Jim Donahue lost his money in the stock market crash of 1929, following which he committed suicide. Following Donahue’s death, a determined Ziegfield wrote to his widow asking for the $20,000 promised to him by Donahue before he died. Within 3 days, Ziegfield had managed to retrieve the amount. In their book, Benjamin and Margulis use this interesting episode to exemplify the level and extent of determination required to raise capital .
With plenty of practical advice on running businesses, the authors point out the 3 main causes behind dwindling capital in the market. According to Benjamin and Margulis, venture funds are bating due to an increase in demand of start-ups for large quantities of financial back-up, rise in competition for capital among start-ups, and diminishing finance and traditional capital sources. As a consequence, an increasing number of young companies are seeking financing from angel investors. According to Government data, 61% of new entrepreneurs are welcoming this alternative method of raising capital.
Providing valuable insights coupled with practical business strategies, the book shows how to judge angels. According to the authors, large debts are consequences of large incomes. Angel investors provide private equity towards high-risk ventures, which sets them apart from merely affluent individuals. Because of discretionary income of angels, start-ups should target those who show interest in the relevant market, and a willingness to achieve success.
Angels surface infrequently to close deals. This makes it difficult for start-ups to network with them. According to data published by Forbes, there are only 300,000 private investors in America actively providing angel funding to high-risk deals. An ideal angel is one that cherishes an entrepreneur’s privacy. In chapter 3 of the book, Benjamin and Margulis outline ways to locate angels. They have published Cass Apple’s, former president of Sierra Designs and founder of Digital Records Corporation, views on angel investors
‘Angel Investing’ speaks of Apple’s willingness to take up angel investing instead of venture capitalism. Apple was impressed by the quality of commitment of angels in financing large stakes in exchange for participation in the company’s management. According to Apple, angels were surprisingly accommodating, expressing far lesser need for control of a company than venture capitalists.
In an interview to San Francisco Business Times, Apple opines that, while venture firms involve themselves with young, but established companies investing more than needed quantities of finance, dealing with angels is much quicker and allows companies to tailor their deal to the private investor. Apple also expressed the value of acquiring funding from someone with experience and intelligence. Such an angel, Apple concluded, could deliver a successful business strategy for market launch of the company’s product.

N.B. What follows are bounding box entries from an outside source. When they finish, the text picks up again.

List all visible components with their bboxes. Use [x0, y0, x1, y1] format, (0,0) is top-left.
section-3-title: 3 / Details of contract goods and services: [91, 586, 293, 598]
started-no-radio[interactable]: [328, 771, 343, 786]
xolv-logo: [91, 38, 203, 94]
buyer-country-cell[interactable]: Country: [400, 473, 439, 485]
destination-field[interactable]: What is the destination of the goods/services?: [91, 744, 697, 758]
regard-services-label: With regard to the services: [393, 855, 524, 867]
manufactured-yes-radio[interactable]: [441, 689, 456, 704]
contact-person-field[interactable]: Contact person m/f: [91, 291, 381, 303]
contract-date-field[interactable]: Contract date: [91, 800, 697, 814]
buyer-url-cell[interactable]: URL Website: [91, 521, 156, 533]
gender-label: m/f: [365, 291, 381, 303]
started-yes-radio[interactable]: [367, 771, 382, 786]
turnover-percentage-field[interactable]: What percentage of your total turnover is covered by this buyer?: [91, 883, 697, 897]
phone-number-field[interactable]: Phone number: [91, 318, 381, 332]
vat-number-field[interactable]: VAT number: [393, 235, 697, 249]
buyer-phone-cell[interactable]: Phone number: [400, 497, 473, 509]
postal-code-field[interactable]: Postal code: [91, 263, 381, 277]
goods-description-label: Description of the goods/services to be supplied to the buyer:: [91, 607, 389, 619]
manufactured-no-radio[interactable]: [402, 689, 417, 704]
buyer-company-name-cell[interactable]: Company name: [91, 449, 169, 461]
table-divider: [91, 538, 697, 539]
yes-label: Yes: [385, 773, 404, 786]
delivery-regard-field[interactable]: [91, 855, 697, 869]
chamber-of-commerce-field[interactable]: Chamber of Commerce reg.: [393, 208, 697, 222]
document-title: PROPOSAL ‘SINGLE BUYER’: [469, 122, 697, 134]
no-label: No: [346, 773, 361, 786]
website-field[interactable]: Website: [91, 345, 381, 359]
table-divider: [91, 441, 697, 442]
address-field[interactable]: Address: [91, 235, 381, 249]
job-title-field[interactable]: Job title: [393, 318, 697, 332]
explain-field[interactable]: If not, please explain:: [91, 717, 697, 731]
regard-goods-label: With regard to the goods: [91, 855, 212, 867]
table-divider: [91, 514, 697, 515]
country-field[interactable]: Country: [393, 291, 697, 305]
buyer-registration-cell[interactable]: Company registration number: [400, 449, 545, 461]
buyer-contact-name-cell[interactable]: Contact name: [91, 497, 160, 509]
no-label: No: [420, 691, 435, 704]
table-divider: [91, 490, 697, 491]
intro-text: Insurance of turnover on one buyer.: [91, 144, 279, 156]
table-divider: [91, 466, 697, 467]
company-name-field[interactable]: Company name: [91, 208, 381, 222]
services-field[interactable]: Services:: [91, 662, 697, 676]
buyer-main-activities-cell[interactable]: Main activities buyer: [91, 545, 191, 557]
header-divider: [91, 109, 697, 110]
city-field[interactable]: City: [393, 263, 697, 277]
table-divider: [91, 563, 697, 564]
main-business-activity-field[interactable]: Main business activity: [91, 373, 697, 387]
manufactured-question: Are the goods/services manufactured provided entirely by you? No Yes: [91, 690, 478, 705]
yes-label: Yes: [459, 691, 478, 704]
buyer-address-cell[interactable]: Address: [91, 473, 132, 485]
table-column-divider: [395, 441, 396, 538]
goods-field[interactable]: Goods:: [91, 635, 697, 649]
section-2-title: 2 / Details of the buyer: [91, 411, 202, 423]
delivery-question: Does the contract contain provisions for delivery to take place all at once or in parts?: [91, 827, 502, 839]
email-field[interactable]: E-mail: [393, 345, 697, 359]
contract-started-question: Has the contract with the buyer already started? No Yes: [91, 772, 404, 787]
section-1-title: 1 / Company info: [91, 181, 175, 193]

Most experienced entrepreneurs agree on the worth of private investors and that assessing angels is beneficial to a business. New entrepreneurs however, face difficulties in locating, attracting and establishing relationships with angels. Start-up owners may spend many hours and prepare over hundred presentations before finding an angel. To combat this problem, Benjamin and Margulis explain in chapter 9 of the book, how a database of angels should be built. The authors outline angel search strategies capable of delivering fruitful results. Benjamin and Margulis show business novices the process of identification of angels, establishing contacts, and building and sustaining relationships with private investors throughout funding procedures
Through their book, “Angel Financing: How to Find and Invest Private Equity”, Benjamin and Margulis reveal strategies to make angel search an efficient and successful process for businesses.